The classic might just have Perry & Headrick on the fender, honoring his longtime partnership with late uncle and “best friend” Headrick, killed in a non-racing automobile accident in 1991.

Perry looks back to his iconic race car’s Pocket Rocket branding and realized his naivety and Southern Baptist upbringing would have never knowingly allowed the branding on the side of the car. While the term has many slang connotations today, it was a trucker term back-in-the-day referring to amphetamines.

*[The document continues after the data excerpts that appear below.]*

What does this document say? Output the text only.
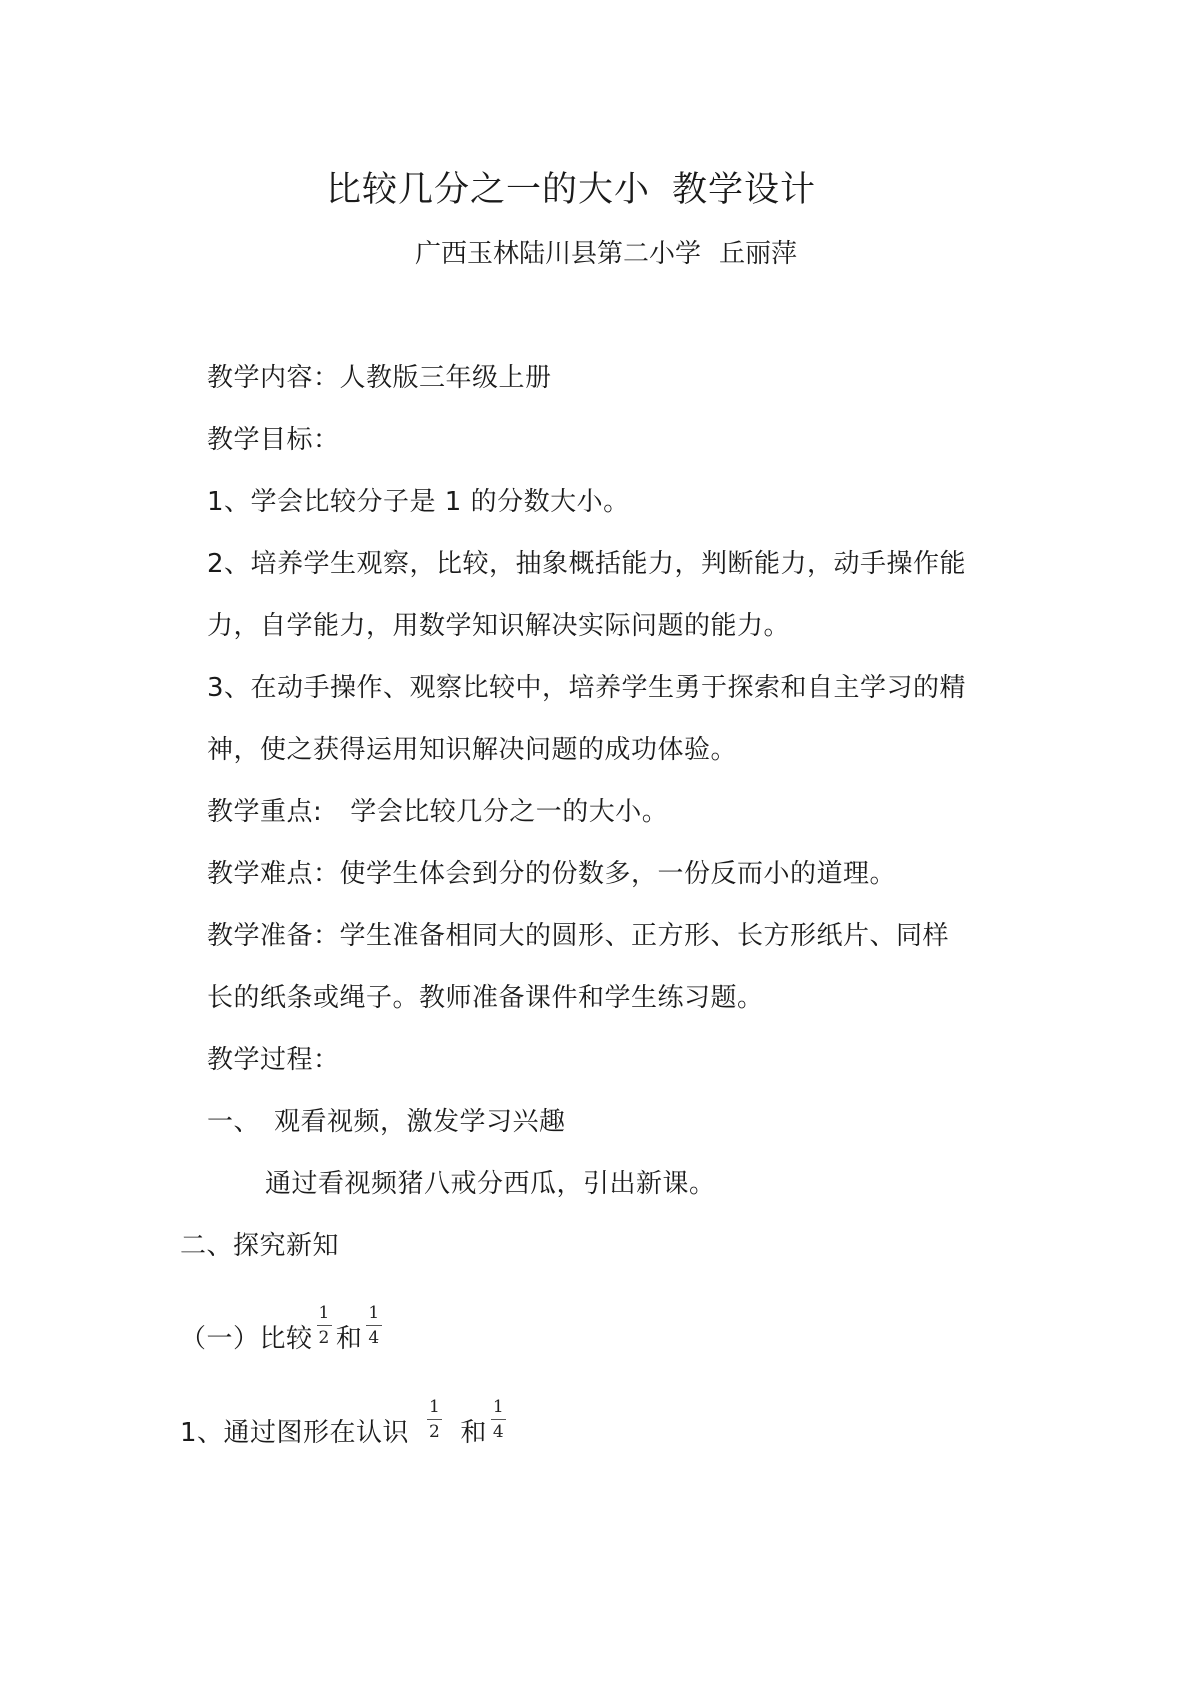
比较几分之一的大小 教学设计
广西玉林陆川县第二小学 丘丽萍
教学内容：人教版三年级上册
教学目标：
1、学会比较分子是 1 的分数大小。
2、培养学生观察，比较，抽象概括能力，判断能力，动手操作能
力，自学能力，用数学知识解决实际问题的能力。
3、在动手操作、观察比较中，培养学生勇于探索和自主学习的精
神，使之获得运用知识解决问题的成功体验。
教学重点: 学会比较几分之一的大小。
教学难点：使学生体会到分的份数多，一份反而小的道理。
教学准备：学生准备相同大的圆形、正方形、长方形纸片、同样
长的纸条或绳子。教师准备课件和学生练习题。
教学过程：
一、 观看视频，激发学习兴趣
通过看视频猪八戒分西瓜，引出新课。
二、探究新知
（一）比较 $\frac{1}{2}$ 和 $\frac{1}{4}$
1、通过图形在认识 $\frac{1}{2}$ 和 $\frac{1}{4}$
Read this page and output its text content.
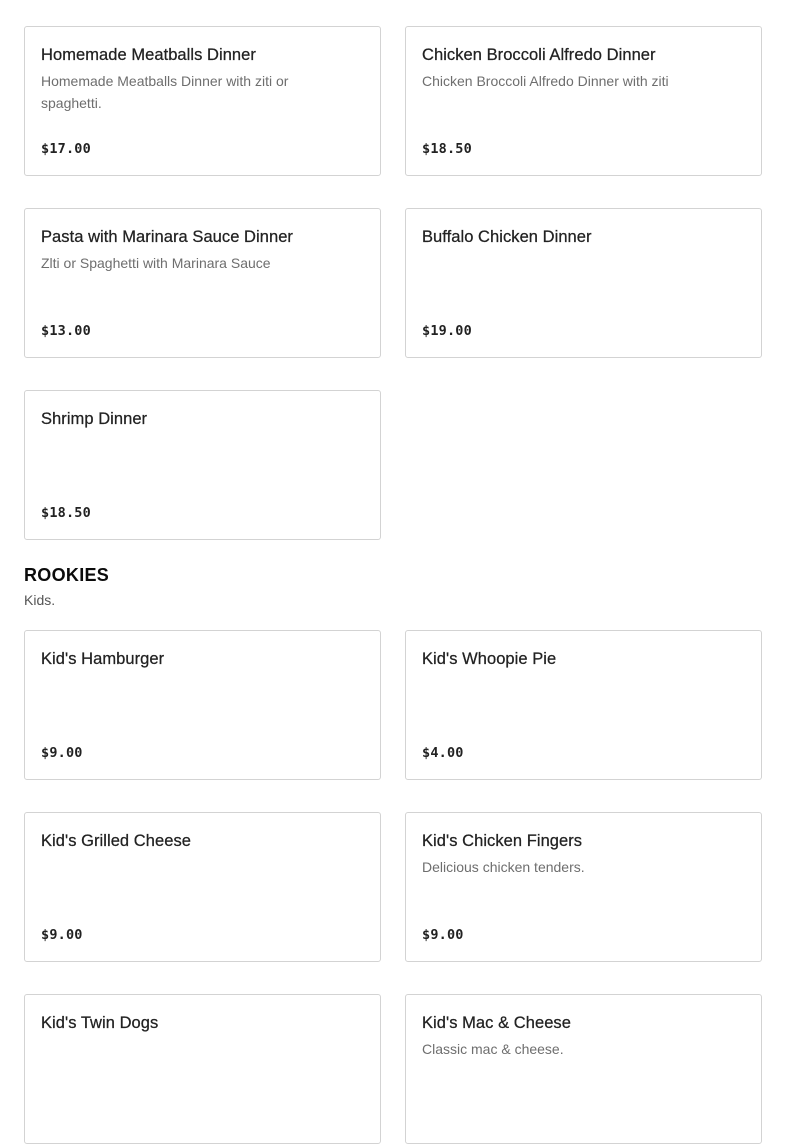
Homemade Meatballs Dinner
Homemade Meatballs Dinner with ziti or spaghetti.
$17.00
Chicken Broccoli Alfredo Dinner
Chicken Broccoli Alfredo Dinner with ziti
$18.50
Pasta with Marinara Sauce Dinner
Zlti or Spaghetti with Marinara Sauce
$13.00
Buffalo Chicken Dinner
$19.00
Shrimp Dinner
$18.50
ROOKIES
Kids.
Kid's Hamburger
$9.00
Kid's Whoopie Pie
$4.00
Kid's Grilled Cheese
$9.00
Kid's Chicken Fingers
Delicious chicken tenders.
$9.00
Kid's Twin Dogs	Kid's Mac & Cheese
Classic mac & cheese.
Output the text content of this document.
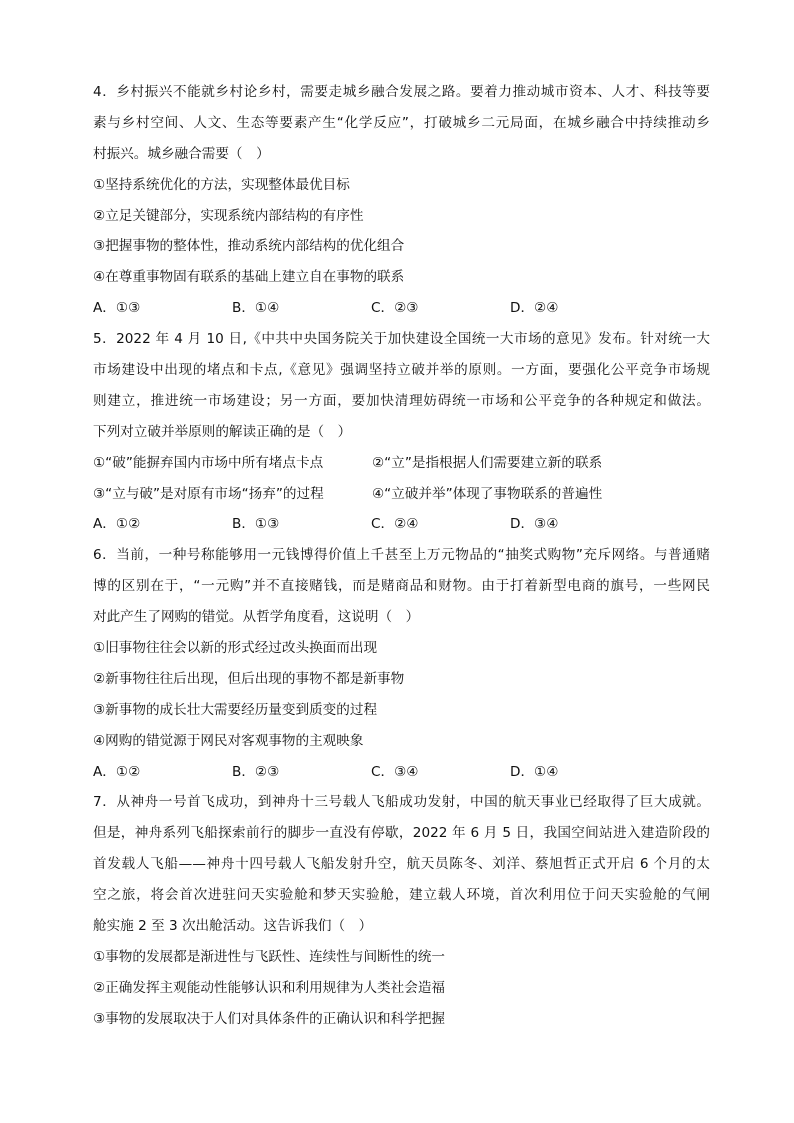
4．乡村振兴不能就乡村论乡村，需要走城乡融合发展之路。要着力推动城市资本、人才、科技等要
素与乡村空间、人文、生态等要素产生“化学反应”，打破城乡二元局面，在城乡融合中持续推动乡
村振兴。城乡融合需要（　）
①坚持系统优化的方法，实现整体最优目标
②立足关键部分，实现系统内部结构的有序性
③把握事物的整体性，推动系统内部结构的优化组合
④在尊重事物固有联系的基础上建立自在事物的联系
A．①③	B．①④	C．②③	D．②④
5．2022 年 4 月 10 日,《中共中央国务院关于加快建设全国统一大市场的意见》发布。针对统一大
市场建设中出现的堵点和卡点,《意见》强调坚持立破并举的原则。一方面，要强化公平竞争市场规
则建立，推进统一市场建设；另一方面，要加快清理妨碍统一市场和公平竞争的各种规定和做法。
下列对立破并举原则的解读正确的是（　）
①“破”能摒弃国内市场中所有堵点卡点	②“立”是指根据人们需要建立新的联系
③“立与破”是对原有市场“扬弃”的过程	④“立破并举”体现了事物联系的普遍性
A．①②	B．①③	C．②④	D．③④
6．当前，一种号称能够用一元钱博得价值上千甚至上万元物品的“抽奖式购物”充斥网络。与普通赌
博的区别在于，“一元购”并不直接赌钱，而是赌商品和财物。由于打着新型电商的旗号，一些网民
对此产生了网购的错觉。从哲学角度看，这说明（　）
①旧事物往往会以新的形式经过改头换面而出现
②新事物往往后出现，但后出现的事物不都是新事物
③新事物的成长壮大需要经历量变到质变的过程
④网购的错觉源于网民对客观事物的主观映象
A．①②	B．②③	C．③④	D．①④
7．从神舟一号首飞成功，到神舟十三号载人飞船成功发射，中国的航天事业已经取得了巨大成就。
但是，神舟系列飞船探索前行的脚步一直没有停歇，2022 年 6 月 5 日，我国空间站进入建造阶段的
首发载人飞船——神舟十四号载人飞船发射升空，航天员陈冬、刘洋、蔡旭哲正式开启 6 个月的太
空之旅，将会首次进驻问天实验舱和梦天实验舱，建立载人环境，首次利用位于问天实验舱的气闸
舱实施 2 至 3 次出舱活动。这告诉我们（　）
①事物的发展都是渐进性与飞跃性、连续性与间断性的统一
②正确发挥主观能动性能够认识和利用规律为人类社会造福
③事物的发展取决于人们对具体条件的正确认识和科学把握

“I’m going to tell you how old-fashioned I was back then; I didn’t know what a pocket rocket was,” Perry said with a chuckle. “I didn’t know that. I did not know that until I got the car and I was told that. Jim’s mama, who was my grandma, and my mother, were very Godly old-fashioned baptists. I’m talking about they wouldn’t even go into a store if they believed alcohol was in there.”

And while Perry is content to let traditions go by the wayside, he plans to run the new Chevy II in Competition Eliminator, under the H/Super Modified classification with a small-block, Buick-headed engine by Tim Freeman, which will be displacing around  280-cubic-inches.

Perry has been working on his return for a while now and doing so with an inline six-cylinder dragster he’s been putting through the paces at his local track, Brainerd Motorsports Park in Ringold, Ga. However, keeping the parts together was enough of a message to go with the V-8 during this go-round.

Perry intends to run the car primarily in the Gear Jammers series and attend as many NHRA Comp Eliminator races as he can.

“I just want to have fun,” Perry said. “I debated about putting the Pocket Rocket on it, but right now, I don’t plan to. I just have the Perry and Headrick on the door and the fender, and that’s it.”